This pertains to the variance of the random variable derived from least squares $$ \hat{\beta} = (X^TX)^{-1}X^TY $$
Note that $X \in R^{n \times p}$ is fixed and full rank and $Y \in R^{n \times 1}$ is random. Let's consider a case where $var(Y) = \sigma^2 I_{n \times n}$.

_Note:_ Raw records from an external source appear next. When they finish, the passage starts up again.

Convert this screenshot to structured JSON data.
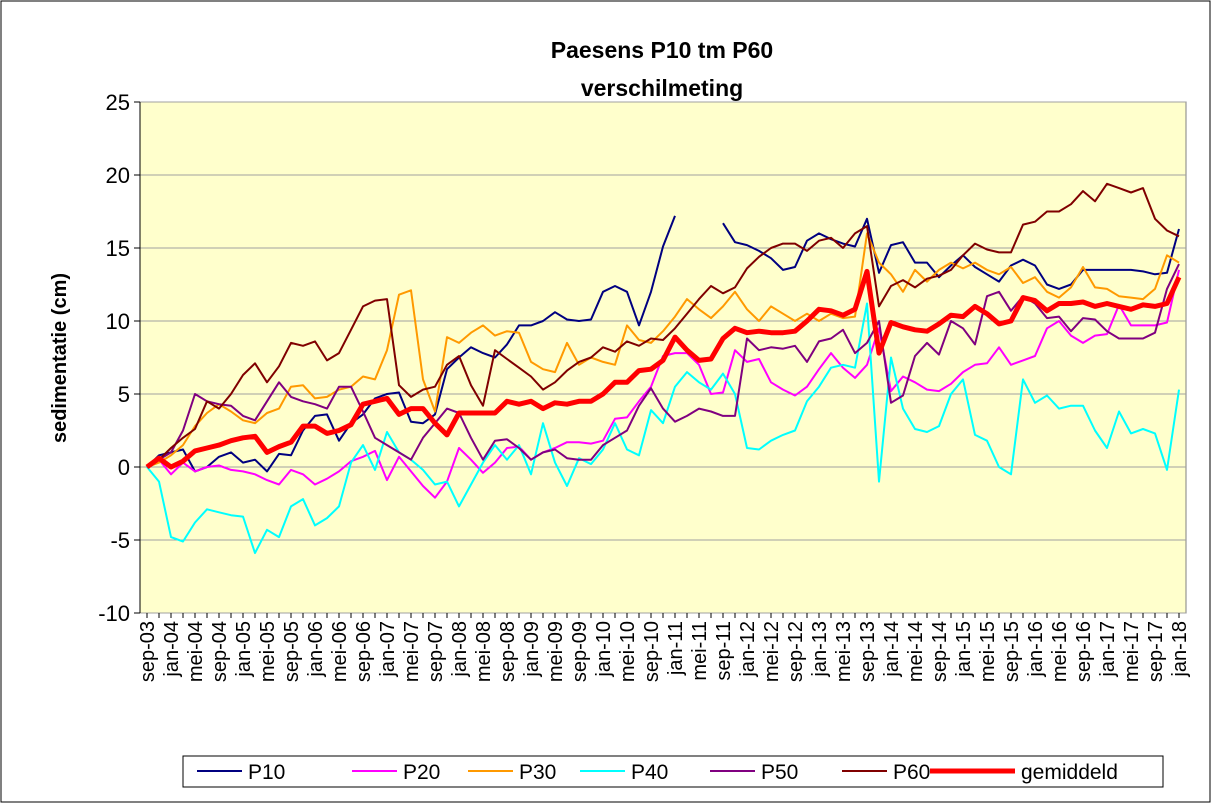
{
  "chart_data": {
    "type": "line",
    "title": [
      "Paesens P10 tm P60",
      "verschilmeting"
    ],
    "y_label": "sedimentatie (cm)",
    "categories": [
      "sep-03",
      null,
      "jan-04",
      null,
      "mei-04",
      null,
      "sep-04",
      null,
      "jan-05",
      null,
      "mei-05",
      null,
      "sep-05",
      null,
      "jan-06",
      null,
      "mei-06",
      null,
      "sep-06",
      null,
      "jan-07",
      null,
      "mei-07",
      null,
      "sep-07",
      null,
      "jan-08",
      null,
      "mei-08",
      null,
      "sep-08",
      null,
      "jan-09",
      null,
      "mei-09",
      null,
      "sep-09",
      null,
      "jan-10",
      null,
      "mei-10",
      null,
      "sep-10",
      null,
      "jan-11",
      null,
      "mei-11",
      null,
      "sep-11",
      null,
      "jan-12",
      null,
      "mei-12",
      null,
      "sep-12",
      null,
      "jan-13",
      null,
      "mei-13",
      null,
      "sep-13",
      null,
      "jan-14",
      null,
      "mei-14",
      null,
      "sep-14",
      null,
      "jan-15",
      null,
      "mei-15",
      null,
      "sep-15",
      null,
      "jan-16",
      null,
      "mei-16",
      null,
      "sep-16",
      null,
      "jan-17",
      null,
      "mei-17",
      null,
      "sep-17",
      null,
      "jan-18"
    ],
    "series": [
      {
        "name": "P10",
        "color": "#000080",
        "width": 2,
        "values": [
          0,
          0.8,
          1.0,
          1.2,
          -0.3,
          0,
          0.7,
          1.0,
          0.3,
          0.5,
          -0.3,
          0.9,
          0.8,
          2.5,
          3.5,
          3.6,
          1.8,
          3.0,
          3.6,
          4.7,
          5.0,
          5.1,
          3.1,
          3.0,
          3.6,
          6.7,
          7.5,
          8.2,
          7.8,
          7.5,
          8.4,
          9.7,
          9.7,
          10.0,
          10.6,
          10.1,
          10.0,
          10.1,
          12.0,
          12.4,
          12.0,
          9.7,
          12.0,
          15.1,
          17.2,
          null,
          null,
          null,
          16.7,
          15.4,
          15.2,
          14.8,
          14.3,
          13.5,
          13.7,
          15.5,
          16.0,
          15.6,
          15.3,
          15.1,
          17.0,
          13.3,
          15.2,
          15.4,
          14.0,
          14.0,
          13.0,
          13.8,
          14.5,
          13.7,
          13.2,
          12.7,
          13.8,
          14.2,
          13.8,
          12.5,
          12.2,
          12.5,
          13.5,
          13.5,
          13.5,
          13.5,
          13.5,
          13.4,
          13.2,
          13.3,
          16.3
        ]
      },
      {
        "name": "P20",
        "color": "#ff00ff",
        "width": 2,
        "values": [
          0,
          0.5,
          -0.5,
          0.3,
          -0.3,
          0,
          0.1,
          -0.2,
          -0.3,
          -0.5,
          -0.9,
          -1.2,
          -0.2,
          -0.5,
          -1.2,
          -0.8,
          -0.3,
          0.4,
          0.7,
          1.1,
          -0.9,
          0.7,
          -0.3,
          -1.3,
          -2.1,
          -1.0,
          1.3,
          0.5,
          -0.4,
          0.3,
          1.3,
          1.4,
          0.5,
          1.0,
          1.3,
          1.7,
          1.7,
          1.6,
          1.8,
          3.3,
          3.4,
          4.5,
          5.5,
          7.6,
          7.8,
          7.8,
          7.0,
          5.0,
          5.1,
          8.0,
          7.2,
          7.4,
          5.8,
          5.3,
          4.9,
          5.5,
          6.7,
          7.8,
          6.8,
          6.1,
          7.0,
          9.5,
          5.2,
          6.2,
          5.8,
          5.3,
          5.2,
          5.7,
          6.5,
          7.0,
          7.1,
          8.2,
          7.0,
          7.3,
          7.6,
          9.5,
          10.0,
          9.0,
          8.5,
          9.0,
          9.1,
          11.1,
          9.7,
          9.7,
          9.7,
          9.9,
          13.5
        ]
      },
      {
        "name": "P30",
        "color": "#ff9900",
        "width": 2,
        "values": [
          0,
          0.3,
          0.8,
          1.5,
          2.8,
          3.7,
          4.3,
          3.8,
          3.2,
          3.0,
          3.7,
          4.0,
          5.5,
          5.6,
          4.7,
          4.8,
          5.3,
          5.5,
          6.2,
          6.0,
          8.0,
          11.8,
          12.1,
          6.0,
          3.8,
          8.9,
          8.5,
          9.2,
          9.7,
          9.0,
          9.3,
          9.2,
          7.2,
          6.7,
          6.5,
          8.5,
          7.0,
          7.5,
          7.2,
          7.0,
          9.7,
          8.7,
          8.5,
          9.3,
          10.3,
          11.5,
          10.8,
          10.2,
          11.0,
          12.0,
          10.8,
          10.0,
          11.0,
          10.5,
          10.0,
          10.5,
          10.0,
          10.5,
          10.2,
          10.3,
          16.0,
          14.0,
          13.2,
          12.0,
          13.5,
          12.7,
          13.5,
          14.0,
          13.6,
          14.0,
          13.5,
          13.2,
          13.7,
          12.6,
          13.0,
          12.0,
          11.6,
          12.3,
          13.7,
          12.3,
          12.2,
          11.7,
          11.6,
          11.5,
          12.2,
          14.5,
          14.0
        ]
      },
      {
        "name": "P40",
        "color": "#00ffff",
        "width": 2,
        "values": [
          0,
          -1.0,
          -4.8,
          -5.1,
          -3.8,
          -2.9,
          -3.1,
          -3.3,
          -3.4,
          -5.9,
          -4.3,
          -4.8,
          -2.7,
          -2.2,
          -4.0,
          -3.5,
          -2.7,
          0.3,
          1.5,
          -0.2,
          2.4,
          1.0,
          0.5,
          -0.2,
          -1.2,
          -1.0,
          -2.7,
          -1.2,
          0.3,
          1.5,
          0.5,
          1.5,
          -0.5,
          3.0,
          0.3,
          -1.3,
          0.6,
          0.2,
          1.2,
          3.0,
          1.2,
          0.8,
          3.9,
          3.0,
          5.5,
          6.5,
          5.8,
          5.3,
          6.4,
          5.0,
          1.3,
          1.2,
          1.8,
          2.2,
          2.5,
          4.5,
          5.5,
          6.8,
          7.0,
          6.8,
          11.2,
          -1.0,
          7.5,
          4.0,
          2.6,
          2.4,
          2.8,
          5.0,
          6.0,
          2.2,
          1.8,
          0.0,
          -0.5,
          6.0,
          4.4,
          4.9,
          4.0,
          4.2,
          4.2,
          2.5,
          1.3,
          3.8,
          2.3,
          2.6,
          2.3,
          -0.2,
          5.3
        ]
      },
      {
        "name": "P50",
        "color": "#800080",
        "width": 2,
        "values": [
          0,
          0.5,
          1.0,
          2.5,
          5.0,
          4.5,
          4.3,
          4.2,
          3.5,
          3.2,
          4.5,
          5.8,
          4.8,
          4.5,
          4.3,
          4.0,
          5.5,
          5.5,
          3.8,
          2.0,
          1.5,
          1.0,
          0.5,
          2.0,
          3.0,
          4.0,
          3.7,
          2.0,
          0.5,
          1.8,
          1.9,
          1.3,
          0.5,
          1.0,
          1.2,
          0.6,
          0.5,
          0.5,
          1.5,
          2.0,
          2.5,
          4.2,
          5.4,
          4.0,
          3.1,
          3.5,
          4.0,
          3.8,
          3.5,
          3.5,
          8.8,
          8.0,
          8.2,
          8.1,
          8.3,
          7.2,
          8.6,
          8.8,
          9.4,
          7.8,
          8.5,
          10.0,
          4.4,
          4.9,
          7.6,
          8.5,
          7.7,
          10.0,
          9.5,
          8.4,
          11.7,
          12.0,
          10.7,
          11.7,
          11.2,
          10.2,
          10.3,
          9.3,
          10.2,
          10.1,
          9.3,
          8.8,
          8.8,
          8.8,
          9.2,
          12.2,
          13.9
        ]
      },
      {
        "name": "P60",
        "color": "#800000",
        "width": 2,
        "values": [
          0,
          0.5,
          1.3,
          2.0,
          2.6,
          4.5,
          4.0,
          5.0,
          6.3,
          7.1,
          5.8,
          6.9,
          8.5,
          8.3,
          8.6,
          7.3,
          7.8,
          9.4,
          11.0,
          11.4,
          11.5,
          5.6,
          4.8,
          5.3,
          5.5,
          7.0,
          7.6,
          5.6,
          4.2,
          8.0,
          7.4,
          6.8,
          6.2,
          5.3,
          5.8,
          6.6,
          7.2,
          7.5,
          8.2,
          7.9,
          8.6,
          8.3,
          8.8,
          8.7,
          9.5,
          10.5,
          11.5,
          12.4,
          11.9,
          12.3,
          13.6,
          14.4,
          15.0,
          15.3,
          15.3,
          14.8,
          15.5,
          15.7,
          15.0,
          16.0,
          16.5,
          11.0,
          12.4,
          12.8,
          12.3,
          12.9,
          13.1,
          13.5,
          14.5,
          15.3,
          14.9,
          14.7,
          14.7,
          16.6,
          16.8,
          17.5,
          17.5,
          18.0,
          18.9,
          18.2,
          19.4,
          19.1,
          18.8,
          19.1,
          17.0,
          16.2,
          15.8
        ]
      },
      {
        "name": "gemiddeld",
        "color": "#ff0000",
        "width": 5,
        "values": [
          0,
          0.6,
          0,
          0.4,
          1.1,
          1.3,
          1.5,
          1.8,
          2.0,
          2.1,
          1.0,
          1.4,
          1.7,
          2.8,
          2.8,
          2.3,
          2.5,
          2.9,
          4.3,
          4.5,
          4.7,
          3.6,
          4.0,
          4.0,
          3.0,
          2.2,
          3.7,
          3.7,
          3.7,
          3.7,
          4.5,
          4.3,
          4.5,
          4.0,
          4.4,
          4.3,
          4.5,
          4.5,
          5.0,
          5.8,
          5.8,
          6.6,
          6.7,
          7.3,
          8.9,
          8.0,
          7.3,
          7.4,
          8.8,
          9.5,
          9.2,
          9.3,
          9.2,
          9.2,
          9.3,
          10.0,
          10.8,
          10.7,
          10.4,
          10.8,
          13.4,
          7.8,
          9.9,
          9.6,
          9.4,
          9.3,
          9.8,
          10.4,
          10.3,
          11.0,
          10.5,
          9.8,
          10.0,
          11.6,
          11.4,
          10.7,
          11.2,
          11.2,
          11.3,
          11.0,
          11.2,
          11.0,
          10.8,
          11.1,
          11.0,
          11.2,
          13.0
        ]
      }
    ],
    "ylim": [
      -10,
      25
    ],
    "yticks": [
      -10,
      -5,
      0,
      5,
      10,
      15,
      20,
      25
    ],
    "grid": true
  }
}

$$ \text{var}(\hat{\beta}) = \text{var}((X^TX)^{-1}X^TY) \\ = (X^TX)^{-1}X\text{var}(Y)X^T(X^TX)^{-1} \\ = (X^TX)^{-1}X\sigma^2 I X^T(X^TX)^{-1} \\ = \sigma^2(X_s^TX_s)^{-1} $$
So we derived this generically for some $X$ and $Y$ under the assumption that $var(Y) = \sigma^2 I_{n \times n}$.

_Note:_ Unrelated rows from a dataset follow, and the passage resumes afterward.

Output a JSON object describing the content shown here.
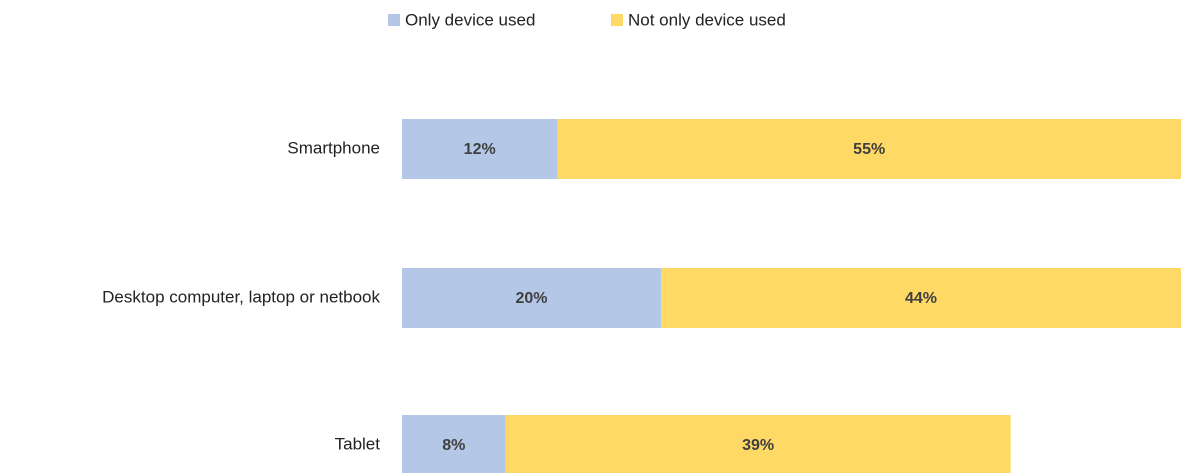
{
  "chart_data": {
    "type": "stacked-bar-horizontal",
    "categories": [
      "Smartphone",
      "Desktop computer, laptop or netbook",
      "Tablet"
    ],
    "series": [
      {
        "name": "Only device used",
        "color": "#b4c7e7",
        "values": [
          12,
          20,
          8
        ],
        "value_labels": [
          "12%",
          "20%",
          "8%"
        ]
      },
      {
        "name": "Not only device used",
        "color": "#ffd966",
        "values": [
          55,
          44,
          39
        ],
        "value_labels": [
          "55%",
          "44%",
          "39%"
        ]
      }
    ],
    "legend": "top"
  }
}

Now let's consider a particular case where $X = X_s, Y = Y_s, var(Y_s) = \sigma_s^2 I$, we have $$ \hat{\beta_s} =(X_s^TX_s)^{-1}X_s^TY_s \\ \text{var}(\hat{\beta_s})= \sigma_s^2(X_s^TX_s)^{-1} $$
Now let's suppose we duplicate the above dataset, i.e., we have
$$ X_d = [X_s \ \ X_s]^T \\ Y_d = [Y_s \ \ Y_s]^T \\ $$
Then we have $$ \hat{\beta_d} = (X_d^TX_d)^{-1}X_d^TY_d \\ = (2X_s^TX_s)^{-1}2X_s^TY_s = \hat{\beta}_s $$
So the $\hat{\beta}$ for both is the same. Now for variance, we have
$$ var(\hat{\beta}_d) = \sigma_d^2 (X_d^TX_d)^{-1} \\ = \sigma_d^2 (2X_s^TX_s)^{-1} = \sigma_d^2 \frac{1}{2}(X_s^TX_s)^{-1} $$
My question is, how is $\sigma_d^2$ related to $\sigma_s^2$? Are they identical?